BEIRUT/GENEVA - Damascus residents reported artillery barrages by Syrian
troops hours before Friday's scheduled start of a ceasefire to mark the
Muslim holiday of Id al-Adha.
They said that on Thursday night
troops stationed on a mountain overlooking the Syrian capital targeted
Hajar al-Aswad, a poor neighborhood inhabited by refugees from the Golan
Heights. There were no immediate reports of casualties.
"Consecutive
artillery volleys from Qasioun shook my home," said Omar, an engineer
who lives in al-Muhajereen district on a foothill of the mountain.
On
Thursday a Free Syrian Army commander gave qualified backing to the
truce, proposed by UN-Arab League envoy Lakhdar Brahimi, but he demanded
that Syrian President Bashar Assad free detainees.
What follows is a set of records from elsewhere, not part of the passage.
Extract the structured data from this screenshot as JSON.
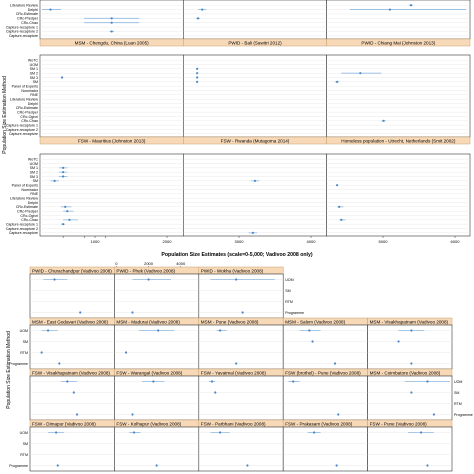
{
  "colors": {
    "strip": "#f7d9b8",
    "strip_border": "#c8a070",
    "point": "#4a86c4",
    "ci": "#8fb8e0",
    "grid": "#e4e4e4",
    "axis": "#333333"
  },
  "top": {
    "ylabel": "Population Size Estimation Method",
    "x_ticks": [
      "1000",
      "2000",
      "3000",
      "4000",
      "5000",
      "6000"
    ],
    "x_tick_values": [
      1000,
      2000,
      3000,
      4000,
      5000,
      6000
    ],
    "methods": [
      "WoTC",
      "UOM",
      "SM 1",
      "SM 2",
      "SM 3",
      "SM",
      "Panel of Experts",
      "Nominator",
      "RNE",
      "Literature Review",
      "Delphi",
      "CRc-Estimate",
      "CRc-Predper",
      "CRc-Ogivri",
      "CRc-Chao",
      "Capture-recapture 1",
      "Capture-recapture 2",
      "Capture-recapture"
    ],
    "visible_top_methods": [
      "Literature Review",
      "Delphi",
      "CRc-Estimate",
      "CRc-Predper",
      "CRc-Chao",
      "Capture-recapture 1",
      "Capture-recapture 2",
      "Capture-recapture"
    ],
    "rows": [
      [
        "",
        "",
        ""
      ],
      [
        "MSM - Chengdu, China (Luan 2005)",
        "PWID - Bali (Sawitri 2012)",
        "PWID - Chiang Mai (Johnston 2013)"
      ],
      [
        "FSW - Mauritius (Johnston 2013)",
        "FSW - Rwanda (Mutagoma 2014)",
        "Homeless population - Utrecht, Netherlands (Smit 2002)"
      ]
    ]
  },
  "bottom": {
    "title": "Population Size Estimates (scale=0-5,000; Vadivoo 2008 only)",
    "ylabel": "Population Size Estimation Method",
    "x_ticks": [
      "0",
      "2000",
      "4000"
    ],
    "x_tick_values": [
      0,
      2000,
      4000
    ],
    "methods": [
      "UOM",
      "SM",
      "RTM",
      "Programme"
    ],
    "rows": [
      [
        "PWID - Churachandpur (Vadivoo 2008)",
        "PWID - Phek (Vadivoo 2008)",
        "PWID - Wokha (Vadivoo 2008)",
        "",
        ""
      ],
      [
        "MSM - East Godavari (Vadivoo 2008)",
        "MSM - Madurai (Vadivoo 2008)",
        "MSM - Pune (Vadivoo 2008)",
        "MSM - Salem (Vadivoo 2008)",
        "MSM - Visakhapatnam (Vadivoo 2008)"
      ],
      [
        "FSW - Visakhapatnam (Vadivoo 2008)",
        "FSW - Warangal (Vadivoo 2008)",
        "FSW - Yavatmal (Vadivoo 2008)",
        "FSW (brothel) - Pune (Vadivoo 2008)",
        "MSM - Coimbatore (Vadivoo 2008)"
      ],
      [
        "FSW - Dimapur (Vadivoo 2008)",
        "FSW - Kolhapur (Vadivoo 2008)",
        "FSW - Parbhani (Vadivoo 2008)",
        "FSW - Prakasam (Vadivoo 2008)",
        "FSW - Pune (Vadivoo 2008)"
      ]
    ]
  },
  "chart_data": [
    {
      "type": "scatter",
      "description_of_layout": "trellis dot plot with interval bars",
      "xlim": [
        0,
        6600
      ],
      "panels": [
        {
          "name": "top-row-1-col-1",
          "points": [
            {
              "method": "Delphi",
              "est": 400,
              "lo": 0,
              "hi": 900
            },
            {
              "method": "CRc-Predper",
              "est": 3300,
              "lo": 2000,
              "hi": 4600
            },
            {
              "method": "CRc-Chao",
              "est": 3300,
              "lo": 2000,
              "hi": 4600
            },
            {
              "method": "Capture-recapture 2",
              "est": 3300,
              "lo": 3200,
              "hi": 3400
            }
          ]
        },
        {
          "name": "top-row-1-col-2",
          "points": [
            {
              "method": "Delphi",
              "est": 800,
              "lo": 600,
              "hi": 1000
            },
            {
              "method": "CRc-Predper",
              "est": 600,
              "lo": 500,
              "hi": 700
            }
          ]
        },
        {
          "name": "top-row-1-col-3",
          "points": [
            {
              "method": "Literature Review",
              "est": 3900,
              "lo": 3800,
              "hi": 4000
            },
            {
              "method": "Delphi",
              "est": 2900,
              "lo": 1000,
              "hi": 6500
            }
          ]
        },
        {
          "name": "MSM - Chengdu, China (Luan 2005)",
          "points": [
            {
              "method": "SM 3",
              "est": 950,
              "lo": 900,
              "hi": 1000
            }
          ]
        },
        {
          "name": "PWID - Bali (Sawitri 2012)",
          "points": [
            {
              "method": "SM 1",
              "est": 560,
              "lo": 520,
              "hi": 600
            },
            {
              "method": "SM 2",
              "est": 560,
              "lo": 520,
              "hi": 600
            },
            {
              "method": "SM 3",
              "est": 560,
              "lo": 520,
              "hi": 600
            },
            {
              "method": "SM",
              "est": 560,
              "lo": 520,
              "hi": 600
            }
          ]
        },
        {
          "name": "PWID - Chiang Mai (Johnston 2013)",
          "points": [
            {
              "method": "SM 2",
              "est": 1500,
              "lo": 600,
              "hi": 2500
            },
            {
              "method": "SM",
              "est": 400,
              "lo": 300,
              "hi": 500
            },
            {
              "method": "CRc-Chao",
              "est": 2600,
              "lo": 2500,
              "hi": 2700
            }
          ]
        },
        {
          "name": "FSW - Mauritius (Johnston 2013)",
          "points": [
            {
              "method": "CRc-Estimate",
              "est": 1100,
              "lo": 900,
              "hi": 1400
            },
            {
              "method": "CRc-Predper",
              "est": 1200,
              "lo": 1000,
              "hi": 1500
            },
            {
              "method": "CRc-Chao",
              "est": 1300,
              "lo": 1000,
              "hi": 1700
            },
            {
              "method": "Capture-recapture 1",
              "est": 1000,
              "lo": 900,
              "hi": 1100
            },
            {
              "method": "SM 1",
              "est": 1000,
              "lo": 800,
              "hi": 1200
            },
            {
              "method": "SM 2",
              "est": 1000,
              "lo": 800,
              "hi": 1200
            },
            {
              "method": "SM 3",
              "est": 1000,
              "lo": 800,
              "hi": 1200
            },
            {
              "method": "SM",
              "est": 600,
              "lo": 400,
              "hi": 800
            }
          ]
        },
        {
          "name": "FSW - Rwanda (Mutagoma 2014)",
          "points": [
            {
              "method": "SM",
              "est": 3300,
              "lo": 3100,
              "hi": 3500
            },
            {
              "method": "Capture-recapture",
              "est": 3200,
              "lo": 3000,
              "hi": 3400
            }
          ]
        },
        {
          "name": "Homeless population - Utrecht, Netherlands (Smit 2002)",
          "points": [
            {
              "method": "Panel of Experts",
              "est": 400,
              "lo": 350,
              "hi": 450
            },
            {
              "method": "CRc-Estimate",
              "est": 500,
              "lo": 400,
              "hi": 700
            },
            {
              "method": "CRc-Chao",
              "est": 600,
              "lo": 500,
              "hi": 800
            }
          ]
        }
      ]
    },
    {
      "type": "scatter",
      "title": "Population Size Estimates (scale=0-5,000; Vadivoo 2008 only)",
      "xlim": [
        0,
        5000
      ],
      "panels": [
        {
          "name": "PWID - Churachandpur (Vadivoo 2008)",
          "points": [
            {
              "method": "UOM",
              "est": 1400,
              "lo": 700,
              "hi": 2200
            },
            {
              "method": "Programme",
              "est": 3000,
              "lo": 3000,
              "hi": 3000
            }
          ]
        },
        {
          "name": "PWID - Phek (Vadivoo 2008)",
          "points": [
            {
              "method": "UOM",
              "est": 2000,
              "lo": 1000,
              "hi": 3400
            },
            {
              "method": "Programme",
              "est": 1000,
              "lo": 1000,
              "hi": 1000
            }
          ]
        },
        {
          "name": "PWID - Wokha (Vadivoo 2008)",
          "points": [
            {
              "method": "UOM",
              "est": 2200,
              "lo": 600,
              "hi": 4600
            },
            {
              "method": "Programme",
              "est": 2600,
              "lo": 2600,
              "hi": 2600
            }
          ]
        },
        {
          "name": "MSM - East Godavari (Vadivoo 2008)",
          "points": [
            {
              "method": "UOM",
              "est": 1000,
              "lo": 600,
              "hi": 1600
            },
            {
              "method": "RTM",
              "est": 600,
              "lo": 600,
              "hi": 600
            },
            {
              "method": "Programme",
              "est": 1700,
              "lo": 1700,
              "hi": 1700
            }
          ]
        },
        {
          "name": "MSM - Madurai (Vadivoo 2008)",
          "points": [
            {
              "method": "UOM",
              "est": 2600,
              "lo": 1400,
              "hi": 3600
            },
            {
              "method": "RTM",
              "est": 600,
              "lo": 600,
              "hi": 600
            }
          ]
        },
        {
          "name": "MSM - Pune (Vadivoo 2008)",
          "points": [
            {
              "method": "UOM",
              "est": 1200,
              "lo": 1000,
              "hi": 1600
            },
            {
              "method": "Programme",
              "est": 2200,
              "lo": 2200,
              "hi": 2200
            }
          ]
        },
        {
          "name": "MSM - Salem (Vadivoo 2008)",
          "points": [
            {
              "method": "UOM",
              "est": 1500,
              "lo": 900,
              "hi": 2200
            },
            {
              "method": "SM",
              "est": 1700,
              "lo": 1700,
              "hi": 1700
            },
            {
              "method": "Programme",
              "est": 3100,
              "lo": 3100,
              "hi": 3100
            }
          ]
        },
        {
          "name": "MSM - Visakhapatnam (Vadivoo 2008)",
          "points": [
            {
              "method": "UOM",
              "est": 2600,
              "lo": 1800,
              "hi": 3400
            },
            {
              "method": "SM",
              "est": 1800,
              "lo": 1800,
              "hi": 1800
            },
            {
              "method": "Programme",
              "est": 2600,
              "lo": 2600,
              "hi": 2600
            }
          ]
        },
        {
          "name": "FSW - Visakhapatnam (Vadivoo 2008)",
          "points": [
            {
              "method": "UOM",
              "est": 2200,
              "lo": 1800,
              "hi": 2800
            },
            {
              "method": "SM",
              "est": 2600,
              "lo": 2600,
              "hi": 2600
            },
            {
              "method": "Programme",
              "est": 2800,
              "lo": 2800,
              "hi": 2800
            }
          ]
        },
        {
          "name": "FSW - Warangal (Vadivoo 2008)",
          "points": [
            {
              "method": "UOM",
              "est": 2300,
              "lo": 1600,
              "hi": 3000
            },
            {
              "method": "Programme",
              "est": 1000,
              "lo": 1000,
              "hi": 1000
            }
          ]
        },
        {
          "name": "FSW - Yavatmal (Vadivoo 2008)",
          "points": [
            {
              "method": "UOM",
              "est": 700,
              "lo": 500,
              "hi": 900
            },
            {
              "method": "SM",
              "est": 900,
              "lo": 900,
              "hi": 900
            }
          ]
        },
        {
          "name": "FSW (brothel) - Pune (Vadivoo 2008)",
          "points": [
            {
              "method": "UOM",
              "est": 500,
              "lo": 200,
              "hi": 900
            },
            {
              "method": "Programme",
              "est": 3300,
              "lo": 3300,
              "hi": 3300
            }
          ]
        },
        {
          "name": "MSM - Coimbatore (Vadivoo 2008)",
          "points": [
            {
              "method": "UOM",
              "est": 3600,
              "lo": 2200,
              "hi": 5000
            },
            {
              "method": "SM",
              "est": 2600,
              "lo": 2600,
              "hi": 2600
            },
            {
              "method": "Programme",
              "est": 4000,
              "lo": 4000,
              "hi": 4000
            }
          ]
        },
        {
          "name": "FSW - Dimapur (Vadivoo 2008)",
          "points": [
            {
              "method": "UOM",
              "est": 1500,
              "lo": 1000,
              "hi": 2000
            },
            {
              "method": "Programme",
              "est": 1600,
              "lo": 1600,
              "hi": 1600
            }
          ]
        },
        {
          "name": "FSW - Kolhapur (Vadivoo 2008)",
          "points": [
            {
              "method": "UOM",
              "est": 1100,
              "lo": 800,
              "hi": 1500
            },
            {
              "method": "Programme",
              "est": 2500,
              "lo": 2500,
              "hi": 2500
            }
          ]
        },
        {
          "name": "FSW - Parbhani (Vadivoo 2008)",
          "points": [
            {
              "method": "UOM",
              "est": 1200,
              "lo": 600,
              "hi": 1800
            },
            {
              "method": "Programme",
              "est": 2900,
              "lo": 2900,
              "hi": 2900
            }
          ]
        },
        {
          "name": "FSW - Prakasam (Vadivoo 2008)",
          "points": [
            {
              "method": "UOM",
              "est": 1800,
              "lo": 1400,
              "hi": 2200
            },
            {
              "method": "Programme",
              "est": 3200,
              "lo": 3200,
              "hi": 3200
            }
          ]
        },
        {
          "name": "FSW - Pune (Vadivoo 2008)",
          "points": [
            {
              "method": "UOM",
              "est": 3200,
              "lo": 2400,
              "hi": 4000
            },
            {
              "method": "Programme",
              "est": 3600,
              "lo": 3600,
              "hi": 3600
            }
          ]
        }
      ]
    }
  ]
}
An Islamist group
said it was not committed to the truce, but may halt operations if the
army did.
Brahimi proposed the temporary truce to stem, however
briefly, the bloodshed in a conflict which erupted as popular protests
in March last year and has escalated into a civil war which activists
say has killed more than 32,000 people.
The fighting pits mainly
Sunni Muslim rebels against Assad, from the Alawite faith which is
linked to Shi'ite Islam, and threatens to draw in regional Sunni Muslim
and Shi'ite powers and engulf the whole Middle East, Brahimi has warned.
"On
the occasion of the blessed Id al-Adha, the general command of the
army and armed forces announces a halt to military operations on the
territory of the Syrian Arab Republic, from Friday morning ... until
Monday," an army statement read on state television said.
It
reserved the right to respond if "the armed terrorist groups open fire
on civilians and government forces, attack public and private
properties, or use car bombs and explosives."
It would also
respond to any reinforcement or re-supplying of rebel units, or
smuggling of fighters from neighboring countries "in violation of their
international commitments to combat terrorism".
Qassem
Saadeddine, head of the military council in Homs province and spokesman
for the FSA joint command, said his fighters were committed to the
truce.

"But
we not allow the regime to reinforce its posts. We demand the release
of the detainees, the regime should release them by tomorrow morning,"
he said.
Abu Moaz, spokesman for Ansar al-Islam, said the
Islamist group doubted Assad's forces would observe the truce, though it
might suspend operations if they did.
"We do not care about this
truce. We are cautious. If the tanks are still there and the
checkpoints are still there then what is the truce?" he said of the
organization, which includes several brigades fighting in the capital
and Damascus province.
Brahimi's predecessor, former UN chief
Kofi Annan, declared a ceasefire in Syria on April 12, but it soon
became a dead letter, along with the rest of his six-point peace plan.
Violence has intensified since then, with daily death tolls compiled by opposition monitoring groups often exceeding 200.